Maik: „Essen ist für uns nicht nur Bordverpflegung, sondern Teil des Reiseerlebnisses. In Barcelona gehen wir mit den Gästen auf den Markt und kaufen frische Tomaten, Kräuter und Gewürze. Abends kochen wir damit zusammen. Diese Authentizität ist uns wichtig. Unsere Gäste sollen die Aromen einer Region wirklich erleben. Das unterscheidet uns auch von klassischen Bordbuffets.“
Frage: Alle Spezialitätenrestaurants sind inklusive. Warum dieser Ansatz?
Maik: „Weil Essen für uns keine Nebenrolle ist. Niemand soll überlegen müssen, ob er heute lieber ins Steakhouse, ins französische Restaurant oder ins Red Ginger geht. Alles ist Teil der Reise. Das Frühstück auf der Kabine, der Espresso in der Lounge, das Finedining am Abend – Kulinarik begleitet uns den ganzen Tag. Und genau das ist für unsere Gäste der Inbegriff von Luxus.“

Fotocredits Oceania Cruises


Understatement im Design – Studio DADO & die Ästhetik der Flotte
Frage: Studio DADO hat Vista und Allura gestaltet und die Regatta-Schiffe modernisiert. Was verbindet alle Schiffe im Design?
Maik: „Es ist der rote Faden der Eleganz ohne Bling-Bling. Unsere Schiffe wirken heute hell, modern und großzügig. Bodentiefe Fenster holen das Meer ins Innere und das Licht bestimmt die Atmosphäre. Gäste sollen sich fühlen wie in einem Boutique-Hotel, nicht wie in einem Palast. Wir möchten, dass sie ankommen und sagen: Hier fühle ich mich sofort wohl.“
Frage: Was bedeutet für dich „Redefined Luxury“ im Designalltag?

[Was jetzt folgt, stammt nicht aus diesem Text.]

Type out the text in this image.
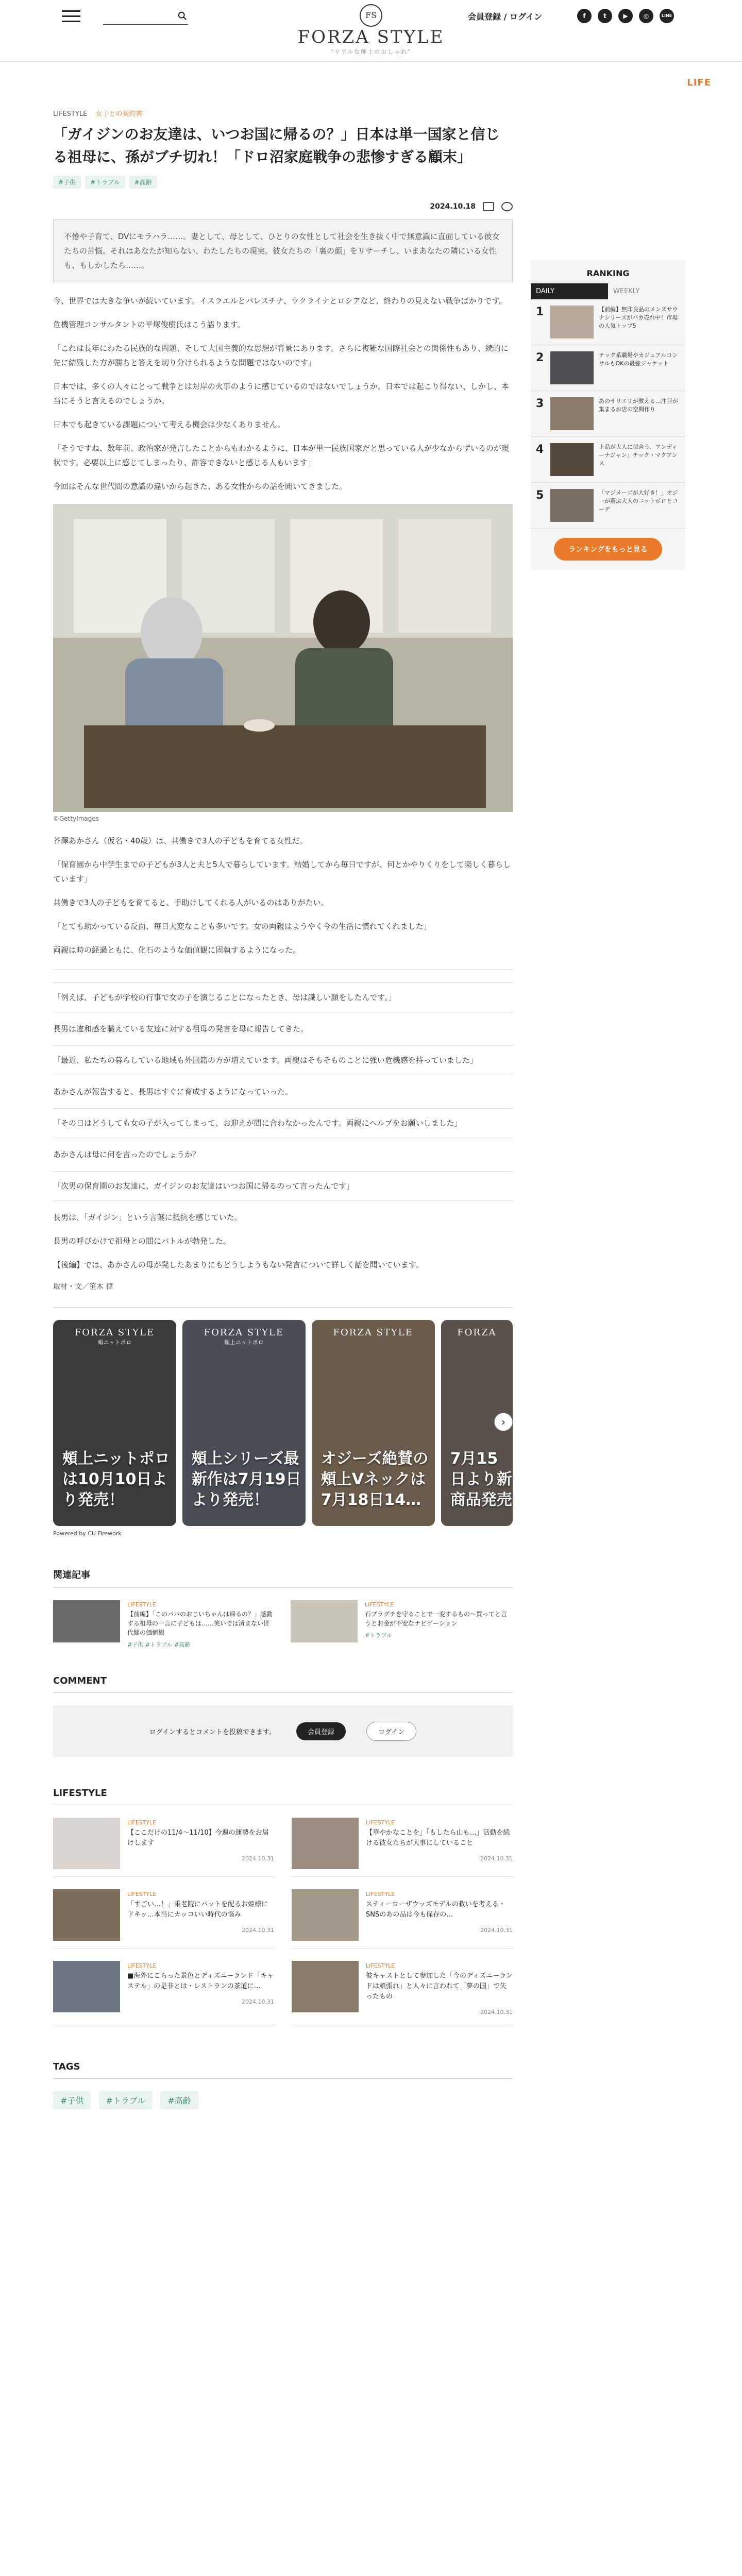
FS
FORZA STYLE
“リアルな紳士のおしゃれ”
会員登録 / ログイン	f	t	▶	◎	LINE
LIFE
LIFESTYLE 女子との契約書
「ガイジンのお友達は、いつお国に帰るの？」日本は単一国家と信じる祖母に、孫がブチ切れ！「ドロ沼家庭戦争の悲惨すぎる顧末」
#子供	#トラブル	#高齢
2024.10.18
不倦や子育て、DVにモラハラ……。妻として、母として、ひとりの女性として社会を生き抜く中で無意識に直面している彼女たちの苦悩。それはあなたが知らない、わたしたちの現実。彼女たちの「裏の顔」をリサーチし、いまあなたの隣にいる女性も、もしかしたら……。

今、世界では大きな争いが続いています。イスラエルとパレスチナ、ウクライナとロシアなど、終わりの見えない戦争ばかりです。

危機管理コンサルタントの平塚俊樹氏はこう語ります。

「これは長年にわたる民族的な問題、そして大国主義的な思想が背景にあります。さらに複雑な国際社会との関係性もあり、続的に先に結残した方が勝ちと答えを切り分けられるような問題ではないのです」

日本では、多くの人々にとって戦争とは対岸の火事のように感じているのではないでしょうか。日本では起こり得ない、しかし、本当にそうと言えるのでしょうか。

日本でも起きている課題について考える機会は少なくありません。

「そうですね、数年前、政治家が発言したことからもわかるように、日本が単一民族国家だと思っている人が少なからずいるのが現状です。必要以上に感じてしまったり、許容できないと感じる人もいます」

今回はそんな世代間の意識の違いから起きた、ある女性からの話を聞いてきました。

©GettyImages

芥澤あかさん（仮名・40歳）は、共働きで3人の子どもを育てる女性だ。

「保育園から中学生までの子どもが3人と夫と5人で暮らしています。結婚してから毎日ですが、何とかやりくりをして楽しく暮らしています」

共働きで3人の子どもを育てると、手助けしてくれる人がいるのはありがたい。

「とても助かっている反面、毎日大変なことも多いです。女の両親はようやく今の生活に慣れてくれました」

両親は時の経過ともに、化石のような価値観に固執するようになった。

「例えば、子どもが学校の行事で女の子を演じることになったとき、母は識しい顔をしたんです。」

長男は違和感を職えている友達に対する祖母の発言を母に報告してきた。

「最近、私たちの暮らしている地域も外国籍の方が増えています。両親はそもそものことに強い危機感を持っていました」

あかさんが報告すると、長男はすぐに育成するようになっていった。

「その日はどうしても女の子が入ってしまって、お迎えが間に合わなかったんです。両親にヘルプをお願いしました」

あかさんは母に何を言ったのでしょうか？

「次男の保育園のお友達に、ガイジンのお友達はいつお国に帰るのって言ったんです」

長男は、「ガイジン」という言葉に抵抗を感じていた。

長男の呼びかけで祖母との間にバトルが勃発した。

【後編】では、あかさんの母が発したあまりにもどうしようもない発言について詳しく話を聞いています。

取材・文／笹木 律
FORZA STYLE
頰ニットポロ
頰上ニットポロは10月10日より発売！
FORZA STYLE
頰上ニットポロ
頰上シリーズ最新作は7月19日より発売！
FORZA STYLE
オジーズ絶賛の頰上Vネックは7月18日14…
FORZA
7月15日より新商品発売
›
Powered by CU Firework
関連記事
LIFESTYLE
【前編】「このパパのおじいちゃんは帰るの？」感動する祖母の一言に子どもは……笑いでは済まない世代間の価値観
#子供 #トラブル #高齢
LIFESTYLE
石ブラグチを守ることで一変するもの～買ってと言うとお金が不安なナビゲーション
#トラブル
COMMENT
ログインするとコメントを投稿できます。	会員登録	ログイン
LIFESTYLE
LIFESTYLE
【ここだけの11/4〜11/10】今週の運勢をお届けします
2024.10.31
LIFESTYLE
【華やかなことを」「もしたら山も…」活動を続ける彼女たちが大事にしていること
2024.10.31
LIFESTYLE
「すごい…！」乗老院にパットを配るお姫様にドキッ…本当にカッコいい時代の悩み
2024.10.31
LIFESTYLE
スティーローザウッズモデルの救いを考える・SNSのあの品は今も保存の…
2024.10.31
LIFESTYLE
■海外にこらった景色とディズニーランド「キャステル」の是非とは・レストランの茶道に…
2024.10.31
LIFESTYLE
彼キャストとして参加した「今のディズニーランドは頑張れ」と人々に言われて「夢の国」で失ったもの
2024.10.31
TAGS
#子供	#トラブル	#高齢
RANKING
DAILY	WEEKLY
1	【前編】無印良品のメンズサウナシリーズがバカ売れ中！市場の人気トップ5
2	テック系職場やカジュアルコンサルもOKの最強ジャケット
3	あのサリエリが教える…注目が集まるお店の空間作り
4	上品が大人に似合う、アンディーナジャン」チック・マクアンス
5	「マジメーゴが大好き！」オジーが選ぶ大人のニットポロとコーデ
ランキングをもっと見る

Maik: „Ein Beispiel: Auf der Allura gibt es keine Innenkabinen mehr. Jeder Gast hat einen Balkon, denn wir sind überzeugt, dass Luxus bedeutet, morgens mit einem Kaffee die Einfahrt nach Athen oder Neapel zu erleben. Raum, Licht, Weite – das ist der neue Luxus. Kein Prunk, sondern eine Atmosphäre, die einlädt, länger zu bleiben.“
Position im Markt – Upper Premium mit Luxusanspruch
Frage: Oceania gilt als „Zwischen-Kategorie“: mehr als Premium, aber zugänglicher als Ultra-Luxury. Wie erklärst du diese Position einem deutschen Gast?
Maik: „Unsere Ausstattung ist eindeutig luxuriös: Marmorbäder, edle Materialien, Kunstwerke an Bord. Aber die Atmosphäre bleibt entspannt. Die Gäste begegnen sich mit Vornamen, nicht mit Titeln. Viele sagen: ‚Es ist wie nach Hause kommen, nur besser.‘ Wir stehen für Understatement. Unsere Gäste genießen Luxus, ohne ihn vor sich herzutragen. Das macht den Unterschied.“
Frage: Wie wirkt sich dieses Konzept auf das Preis-Leistungs-Verhältnis aus?

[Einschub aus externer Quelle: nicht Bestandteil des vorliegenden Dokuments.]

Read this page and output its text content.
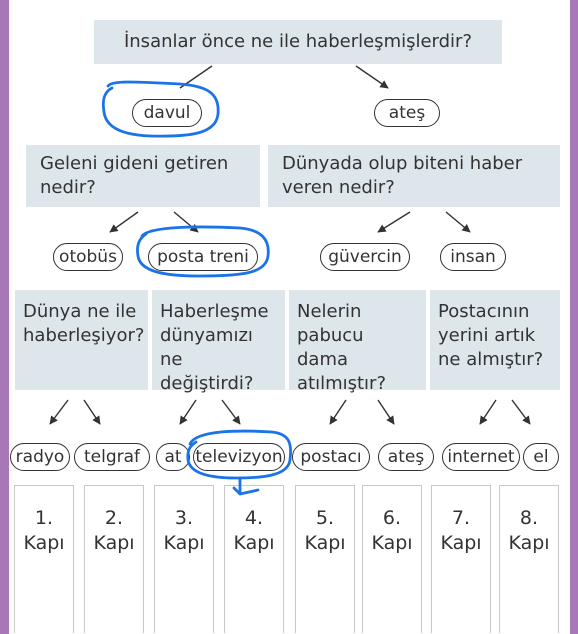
İnsanlar önce ne ile haberleşmişlerdir?
davul	ateş
Geleni gideni getiren nedir?
Dünyada olup biteni haber veren nedir?
otobüs posta treni	güvercin	insan
Dünya ne ile haberleşiyor?
Haberleşme dünyamızı ne değiştirdi?
Nelerin pabucu dama atılmıştır?
Postacının yerini artık ne almıştır?
radyo telgraf at televizyon postacı ateş internet el
1.
Kapı
2.
Kapı
3.
Kapı
4.
Kapı
5.
Kapı
6.
Kapı
7.
Kapı
8.
Kapı
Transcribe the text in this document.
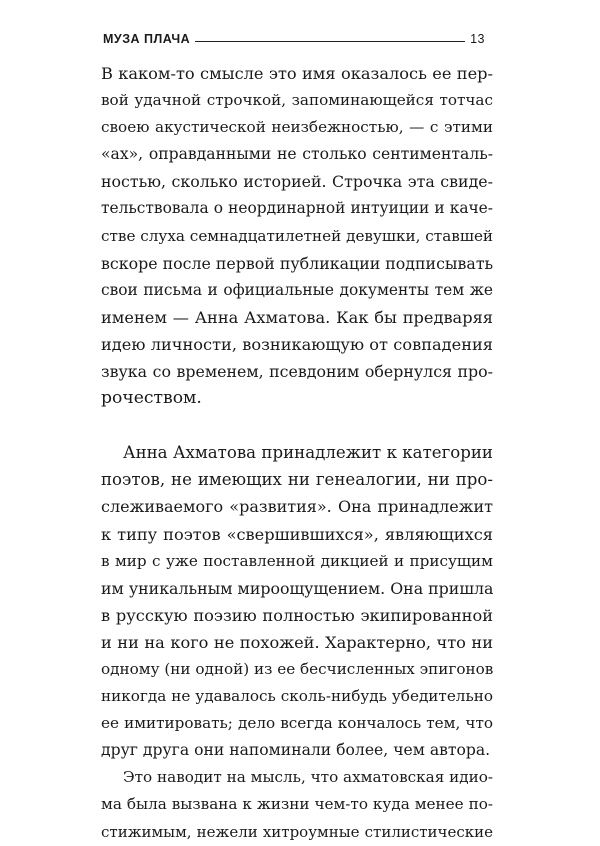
МУЗА ПЛАЧА	13
В каком-то смысле это имя оказалось ее пер-
вой удачной строчкой, запоминающейся тотчас
своею акустической неизбежностью, — с этими
«ах», оправданными не столько сентименталь-
ностью, сколько историей. Строчка эта свиде-
тельствовала о неординарной интуиции и каче-
стве слуха семнадцатилетней девушки, ставшей
вскоре после первой публикации подписывать
свои письма и официальные документы тем же
именем — Анна Ахматова. Как бы предваряя
идею личности, возникающую от совпадения
звука со временем, псевдоним обернулся про-
рочеством.
Анна Ахматова принадлежит к категории
поэтов, не имеющих ни генеалогии, ни про-
слеживаемого «развития». Она принадлежит
к типу поэтов «свершившихся», являющихся
в мир с уже поставленной дикцией и присущим
им уникальным мироощущением. Она пришла
в русскую поэзию полностью экипированной
и ни на кого не похожей. Характерно, что ни
одному (ни одной) из ее бесчисленных эпигонов
никогда не удавалось сколь-нибудь убедительно
ее имитировать; дело всегда кончалось тем, что
друг друга они напоминали более, чем автора.
Это наводит на мысль, что ахматовская идио-
ма была вызвана к жизни чем-то куда менее по-
стижимым, нежели хитроумные стилистические
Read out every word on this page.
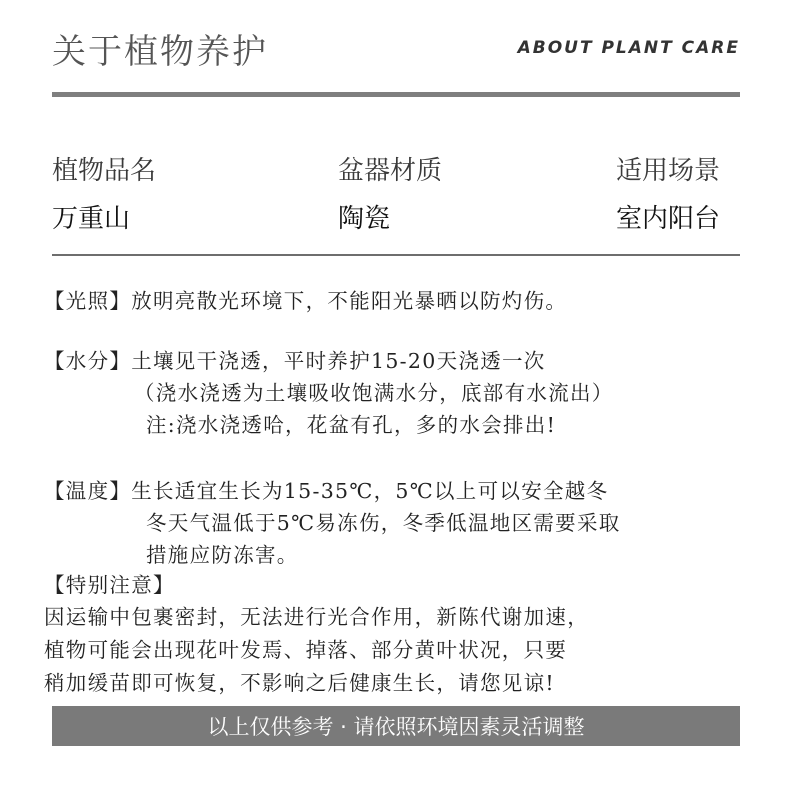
关于植物养护	ABOUT PLANT CARE
植物品名
万重山
盆器材质
陶瓷
适用场景
室内阳台
【光照】放明亮散光环境下，不能阳光暴晒以防灼伤。
【水分】土壤见干浇透，平时养护15-20天浇透一次
（浇水浇透为土壤吸收饱满水分，底部有水流出）
注:浇水浇透哈，花盆有孔，多的水会排出!
【温度】生长适宜生长为15-35℃，5℃以上可以安全越冬
冬天气温低于5℃易冻伤，冬季低温地区需要采取
措施应防冻害。
【特别注意】
因运输中包裹密封，无法进行光合作用，新陈代谢加速，
植物可能会出现花叶发焉、掉落、部分黄叶状况，只要
稍加缓苗即可恢复，不影响之后健康生长，请您见谅!
以上仅供参考 · 请依照环境因素灵活调整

Maik: Am Ende zeigt sich, dass wir preislich oft nicht über Premium liegen. Denn vieles ist inklusive: Spezialitätenrestaurants, Softdrinks, Trinkgelder, Transfers. Was anderswo die Rechnung in die Höhe treibt, ist bei uns Teil des Pakets. Unsere Gäste schätzen die Transparenz: keine versteckten Kosten, kein ständiges Aufschlagen. Sie wissen: Alles Wesentliche ist schon da.“
Frage: Wer ist der typische Gast bei Oceania?

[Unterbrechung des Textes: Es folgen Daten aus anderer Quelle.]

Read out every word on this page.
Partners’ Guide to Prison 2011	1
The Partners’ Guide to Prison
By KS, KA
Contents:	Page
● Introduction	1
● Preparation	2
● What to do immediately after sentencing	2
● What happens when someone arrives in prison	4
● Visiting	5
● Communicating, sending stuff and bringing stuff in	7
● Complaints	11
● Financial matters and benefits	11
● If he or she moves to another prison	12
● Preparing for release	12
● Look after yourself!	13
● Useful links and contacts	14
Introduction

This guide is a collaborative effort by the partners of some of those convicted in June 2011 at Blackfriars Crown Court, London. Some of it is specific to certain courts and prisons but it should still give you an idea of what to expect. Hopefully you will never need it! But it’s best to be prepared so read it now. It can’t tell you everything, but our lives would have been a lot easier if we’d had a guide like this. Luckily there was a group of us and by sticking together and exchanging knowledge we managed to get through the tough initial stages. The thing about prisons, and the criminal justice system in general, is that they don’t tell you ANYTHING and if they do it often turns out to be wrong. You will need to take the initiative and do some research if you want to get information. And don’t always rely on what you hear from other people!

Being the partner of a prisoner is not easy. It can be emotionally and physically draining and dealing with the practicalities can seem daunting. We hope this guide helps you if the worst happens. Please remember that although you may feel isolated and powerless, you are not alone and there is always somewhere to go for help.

Maik: „Unsere Gäste sind reiseerfahren, zwischen 50 und 70, aber immer neugierig. Sie suchen keine Poolpartys, sondern Inhalte. Viele von ihnen waren schon in aller Welt unterwegs, wollen nun aber intensiver reisen. Sie genießen die Mischung aus internationalem Publikum und deutschsprachiger Betreuung, die wir anbieten. Für sie zählt, dass sie Teil des Ganzen sind – nicht abgeschottet in einer Blase, sondern mittendrin im internationalen Austausch.“

Luxusreisen heute – eine Frage der Definition?
Frage: „Luxus bedeutet heute weniger Prunk und mehr Zeit und Intimität. Stimmst du zu?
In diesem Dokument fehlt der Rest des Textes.